QSP can be used from the early stages of discovery onwards, helping identify biological pathways and determinants of disease. You can ask questions such as: “Does drug A or drug B have a better pharmacological profile?” If you determine that drug A has a stronger impact on biological path Y than biological path Z, is that going to be more effective than drug B which has a stronger effect on biological path Z than Y?

QSP modeling allows investigation of a wide range of what-if scenarios to determine what the likely efficacy of the drug is going to be, without having to do clinical investigation and facilitating lead optimization very early on in the discovery process.
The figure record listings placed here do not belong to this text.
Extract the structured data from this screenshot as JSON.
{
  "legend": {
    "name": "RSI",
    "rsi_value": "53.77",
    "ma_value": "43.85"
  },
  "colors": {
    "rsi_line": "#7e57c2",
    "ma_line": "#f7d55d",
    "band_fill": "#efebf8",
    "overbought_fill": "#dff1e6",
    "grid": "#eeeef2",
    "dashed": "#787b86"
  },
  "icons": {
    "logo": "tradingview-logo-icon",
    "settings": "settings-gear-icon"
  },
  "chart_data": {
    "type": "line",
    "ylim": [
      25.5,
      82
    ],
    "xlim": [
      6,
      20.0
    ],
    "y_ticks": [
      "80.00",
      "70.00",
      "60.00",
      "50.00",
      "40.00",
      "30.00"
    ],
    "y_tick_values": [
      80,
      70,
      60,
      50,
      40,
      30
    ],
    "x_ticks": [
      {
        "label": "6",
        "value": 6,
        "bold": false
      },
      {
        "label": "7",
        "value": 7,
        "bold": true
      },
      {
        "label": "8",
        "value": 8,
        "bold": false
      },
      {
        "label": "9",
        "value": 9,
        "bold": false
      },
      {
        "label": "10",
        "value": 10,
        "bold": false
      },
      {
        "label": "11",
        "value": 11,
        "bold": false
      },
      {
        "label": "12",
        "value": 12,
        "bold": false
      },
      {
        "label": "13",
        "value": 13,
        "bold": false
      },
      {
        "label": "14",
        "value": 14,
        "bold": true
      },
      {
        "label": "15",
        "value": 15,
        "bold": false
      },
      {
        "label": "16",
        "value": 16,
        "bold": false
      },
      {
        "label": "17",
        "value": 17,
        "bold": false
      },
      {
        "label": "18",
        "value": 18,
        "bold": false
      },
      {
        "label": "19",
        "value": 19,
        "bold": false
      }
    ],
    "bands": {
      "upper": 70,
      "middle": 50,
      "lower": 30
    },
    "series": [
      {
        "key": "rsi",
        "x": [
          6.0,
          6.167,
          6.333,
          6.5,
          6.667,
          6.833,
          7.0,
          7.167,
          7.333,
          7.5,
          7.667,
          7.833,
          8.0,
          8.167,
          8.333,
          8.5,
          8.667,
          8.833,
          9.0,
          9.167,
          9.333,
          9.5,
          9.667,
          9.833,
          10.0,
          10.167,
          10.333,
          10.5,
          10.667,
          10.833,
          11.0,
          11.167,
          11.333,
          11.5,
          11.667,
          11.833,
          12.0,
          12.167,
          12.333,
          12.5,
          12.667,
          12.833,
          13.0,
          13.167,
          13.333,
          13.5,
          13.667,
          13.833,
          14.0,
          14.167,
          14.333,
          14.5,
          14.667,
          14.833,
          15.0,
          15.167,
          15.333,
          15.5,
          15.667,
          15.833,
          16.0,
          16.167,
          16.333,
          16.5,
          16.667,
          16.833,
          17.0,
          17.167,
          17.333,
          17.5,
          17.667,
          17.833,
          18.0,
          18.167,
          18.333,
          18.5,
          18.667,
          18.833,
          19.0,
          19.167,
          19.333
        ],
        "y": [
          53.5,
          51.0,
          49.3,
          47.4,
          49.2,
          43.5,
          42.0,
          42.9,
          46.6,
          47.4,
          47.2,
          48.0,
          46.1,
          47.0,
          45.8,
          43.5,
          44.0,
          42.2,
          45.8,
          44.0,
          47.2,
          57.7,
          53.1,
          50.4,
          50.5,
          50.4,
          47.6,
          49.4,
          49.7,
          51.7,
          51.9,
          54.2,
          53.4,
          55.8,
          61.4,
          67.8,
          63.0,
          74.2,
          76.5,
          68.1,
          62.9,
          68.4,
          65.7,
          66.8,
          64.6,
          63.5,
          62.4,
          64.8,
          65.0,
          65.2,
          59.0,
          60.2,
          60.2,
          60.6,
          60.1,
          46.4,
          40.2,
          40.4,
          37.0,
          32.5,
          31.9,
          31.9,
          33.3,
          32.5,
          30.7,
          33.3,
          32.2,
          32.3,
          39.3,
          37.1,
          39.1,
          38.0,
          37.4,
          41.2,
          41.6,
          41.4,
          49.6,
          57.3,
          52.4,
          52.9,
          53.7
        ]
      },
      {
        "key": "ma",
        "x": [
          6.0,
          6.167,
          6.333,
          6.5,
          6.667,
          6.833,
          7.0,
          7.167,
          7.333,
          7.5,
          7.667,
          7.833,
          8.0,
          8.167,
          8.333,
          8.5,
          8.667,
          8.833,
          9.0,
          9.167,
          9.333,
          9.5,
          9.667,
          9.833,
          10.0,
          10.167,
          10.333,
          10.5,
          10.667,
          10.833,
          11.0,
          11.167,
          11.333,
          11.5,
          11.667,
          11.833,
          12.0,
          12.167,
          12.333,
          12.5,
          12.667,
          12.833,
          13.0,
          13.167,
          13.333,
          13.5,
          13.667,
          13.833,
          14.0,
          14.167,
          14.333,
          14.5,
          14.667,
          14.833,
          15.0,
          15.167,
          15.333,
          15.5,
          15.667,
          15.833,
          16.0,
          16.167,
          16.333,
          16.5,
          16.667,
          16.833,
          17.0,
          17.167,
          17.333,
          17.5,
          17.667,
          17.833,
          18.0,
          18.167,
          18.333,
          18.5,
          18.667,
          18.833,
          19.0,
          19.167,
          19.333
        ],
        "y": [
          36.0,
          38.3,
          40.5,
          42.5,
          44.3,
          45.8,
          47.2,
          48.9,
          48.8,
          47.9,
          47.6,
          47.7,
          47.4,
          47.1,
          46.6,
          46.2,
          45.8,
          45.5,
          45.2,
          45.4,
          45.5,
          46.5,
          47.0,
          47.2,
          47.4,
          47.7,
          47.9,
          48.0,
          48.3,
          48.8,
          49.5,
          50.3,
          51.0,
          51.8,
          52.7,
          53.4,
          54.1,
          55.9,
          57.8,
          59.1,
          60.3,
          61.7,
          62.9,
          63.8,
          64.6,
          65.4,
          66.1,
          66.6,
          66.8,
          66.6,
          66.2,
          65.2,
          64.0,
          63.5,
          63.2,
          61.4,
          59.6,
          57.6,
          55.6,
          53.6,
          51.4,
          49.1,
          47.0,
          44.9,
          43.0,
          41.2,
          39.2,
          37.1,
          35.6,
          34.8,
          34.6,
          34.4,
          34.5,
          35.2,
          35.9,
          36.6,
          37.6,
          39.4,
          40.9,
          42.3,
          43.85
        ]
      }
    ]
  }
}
Later down the development line, you can use QSP to evaluate the most likely effective dose of a medicine in different patient populations. It enables you to optimize clinical trial study designs by getting an initial understanding in silico of the dose that will likely be required in patients. This is a much safer and more efficient approach than the traditional method of conducting a dose ranging or dose escalation study to identify experimentally what the optimum dose will be. QSP will enable sponsors to remove a lot of the costly serendipity from the drug development process.

From an ethical point of view, QSP will lead to less speculative research within the patient population, allowing sponsors to make sure, as best they can, that patients who participate in Phase II or Phase III studies benefit from their participation. Historically, they knew that some of the patients that participated in these studies were going to receive drug doses that were ineffective or could result in an adverse experience.

Predicting The Effect

While pharmacokinetic analysis tells a sponsor how much drug will reach its site of action, QSP offers insight into what the drug will do when it gets there. The drug could produce a beneficial effect and prove to be an efficacious product or create a toxic effect and generate adverse events in patients.

As a result, QSP holds great promise in helping pharma companies overcome the major challenge of Phase II attrition. Phase II trials mark the point at which new drugs are tested in patients for the first time and the stage at which about 80 percent of the novel entities being tested fail. QSP has the potential to help identify drugs that are likely to fail earlier in the development process, thus saving substantial revenue and staff time.

Furthermore, in some cases, the Phase II failure may not be due to the company picking the wrong target. They could have chosen the wrong dose or dosing frequency or perhaps should have considered a combination therapy. QSP can be used to explore those elements in advance of the design and execution of the pivotal Phase II trial.

In terms of therapeutic areas, it is likely that QSP will have the greatest impact in those areas that present the greatest challenges to study via clinical experimentation such as oncology, immunology, metabolic diseases and some of the neurological illnesses.

A combined effort by pharma, academia and the regulatory agencies will be required for QSP to be fully adopted and reach its full potential. But that process is already underway with the regulatory community already recognizing the potential benefits of QSP modeling.

About one year ago, FDA published its use of a QSP model on its website for the first time. FDA used a QSP bone model when reviewing the biologics license application for NATPARA, a recombinant human parathyroid hormone, being evaluated for the treatment of hypoparathyroidism. As a result, FDA proposed a different dosing regimen from the one suggested by the sponsor.

Dr. Steve Toon is president of Simcyp, and Dr. Piet van der Graaf is vice president of QSP at Simcyp-Certara, the global biosimulation and regulatory writing company, committed to optimizing drug development decisions.